O projeto chegou a receber uma emenda da Comissão de Constituição e Justiça (CCJ) para que retirasse o termo “venda” da matéria. O motivo seria para evitar influência no livre comércio do município. A grosso modo, a venda seria liberada – mas o manuseio da população, não. A questão, no entanto, não chegou a entrar em votação já que recebeu três pareceres contrários das demais comissões e foi arquivada. De acordo com o regimento interno, esta soma representa a queda da emenda ou projeto antes mesmo de chegar na ordem do dia do plenário.

O que muda?

Em resumo, em Passo Fundo só vai poder ser comercializado os fogos de Classe A, que são os que não produzem nenhum tipo de estampido, mas apenas efeitos visuais. Neste sentido se enquadram fósforos de cor, velas, estrelas de ouro, chuvas, pistolas de cores, bastões e similares. Demais classificações (B, C e D) estão proibidos, já que todos possuem gramaturas de pólvora explosiva, que é o que produz o estampido responsável por afetar a audição dos animais. “Os fogos que são bonitos, que não fazem barulho e não trazem risco não vão ser proibidos – só vão ser os que trazem mal às pessoas e aos animais”, defendeu Colussi. Depois de aprovado, o projeto pode receber sanção ou ser vetado pelo Executivo.

Bem estar animal

Existe um motivo para que os animais sofram tanto com os fogos de artifício.
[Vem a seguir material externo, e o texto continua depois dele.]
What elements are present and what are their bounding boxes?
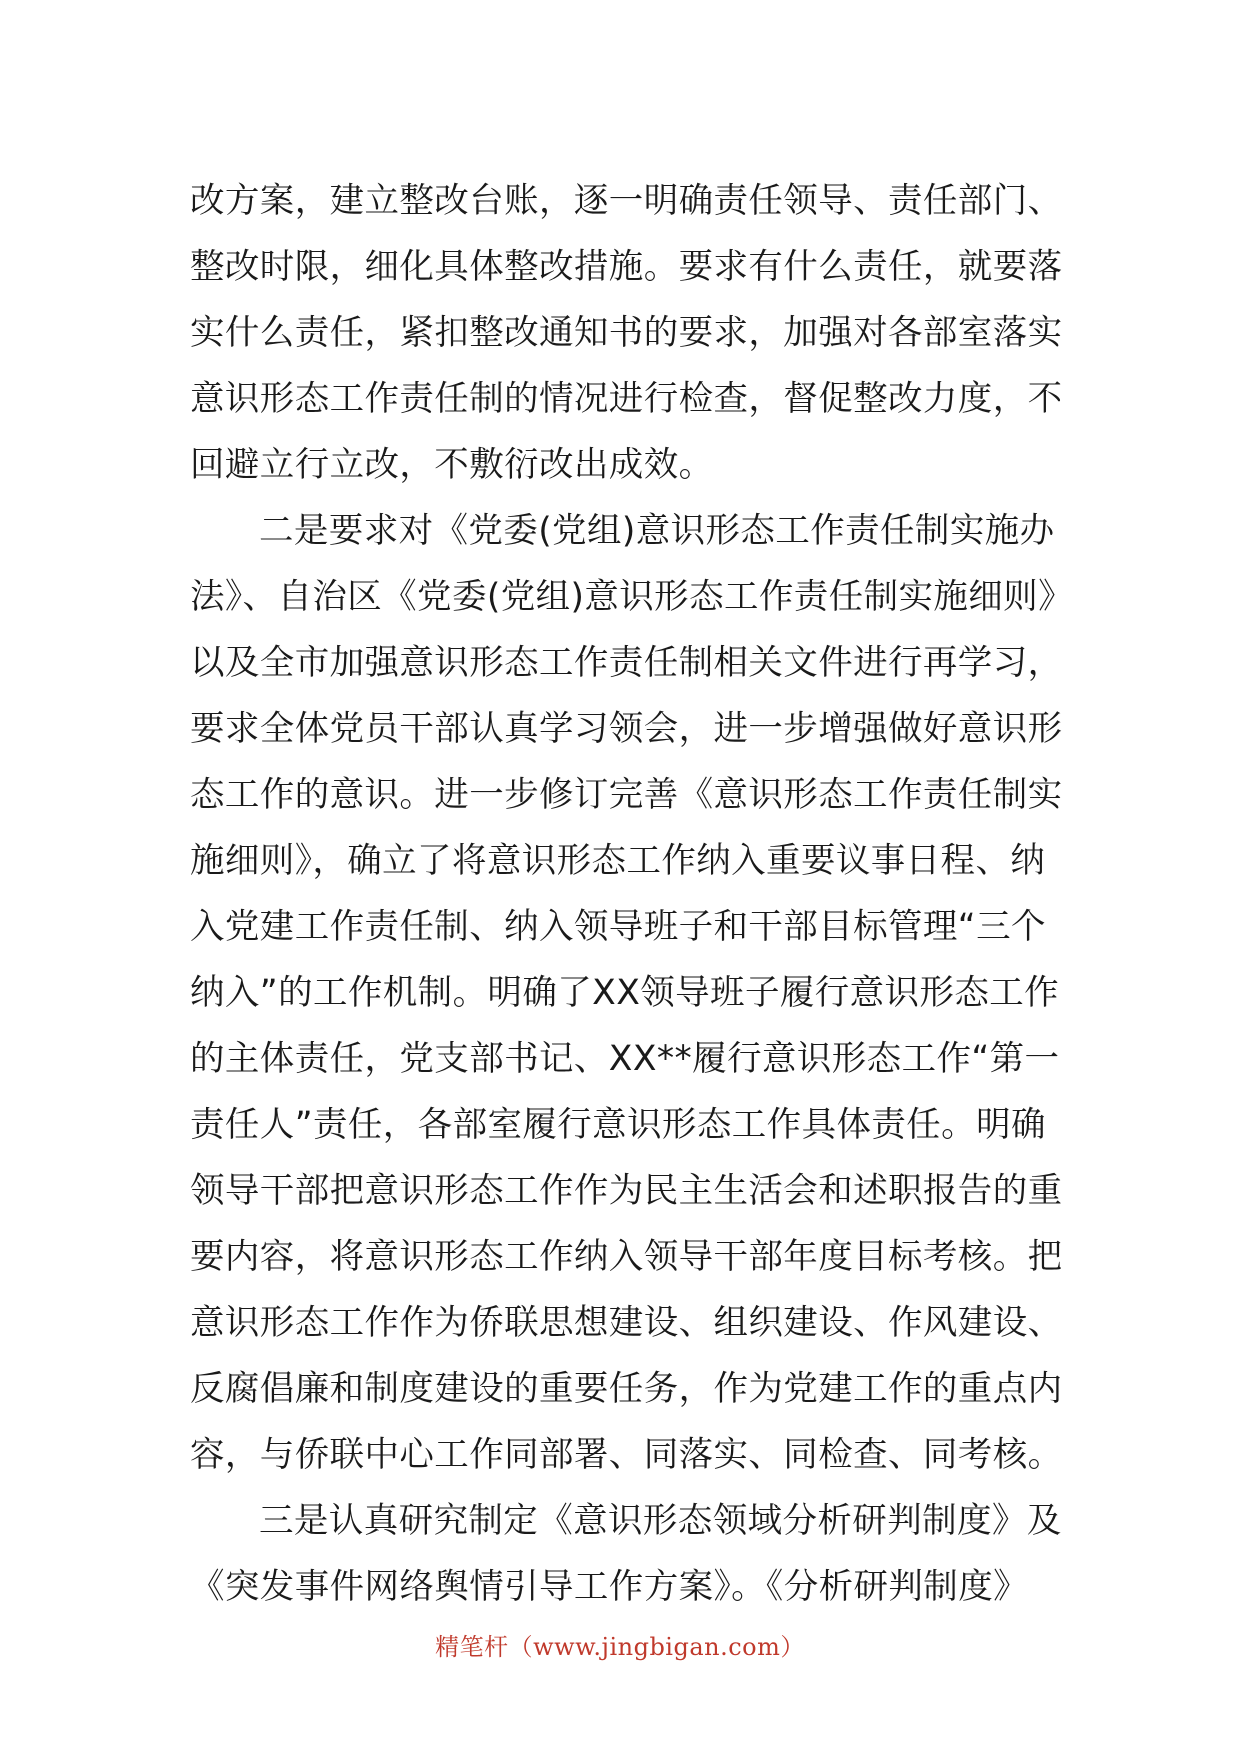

De acordo com a cirurgiã e professora do curso de Medicina Veterinária da Universidade de Passo Fundo (UPF), Michelli de Ataíde, isso acontece porque eles possuem, em média, 16 mil receptores auditivos a mais que os humanos. É por isso que muitos cães são utilizados para resgates, por exemplo. “A audição deles é extremamente sensível. Eles são capazes de identificar a respiração humana no meio de escombros. Agora imagine como recebem os fogos de artifício. Não existe nada que se compare com isso na natureza – no máximo um trovão. A diferença é que eles conseguem prever um trovão pelas mudanças climáticas que todos nós sentimos. O barulho do fogo de artifício não faz parte da realidade dos animais e por isso causa tanto estresse”, explica ela. E estresse é o menor dos sintomas. No caso dos animais domésticos, como gatos e cachorros, é muito comum que desenvolvam uma síndrome do pânico similar a dos humanos. O mesmo acontece com as aves: as silvestres, que andam em grupos, podem se perder umas das outras quando ouvem o estampido. “As que são presas, como papagaios e tucanos, têm o instinto de se esconder. Isso faz com que se percam das demais e, sozinhas, podem morrer. Já os mamíferos podem ter problemas psicológicos e, num momento de estresse, acabar acontecendo algum acidente, por exemplo”, completa ela.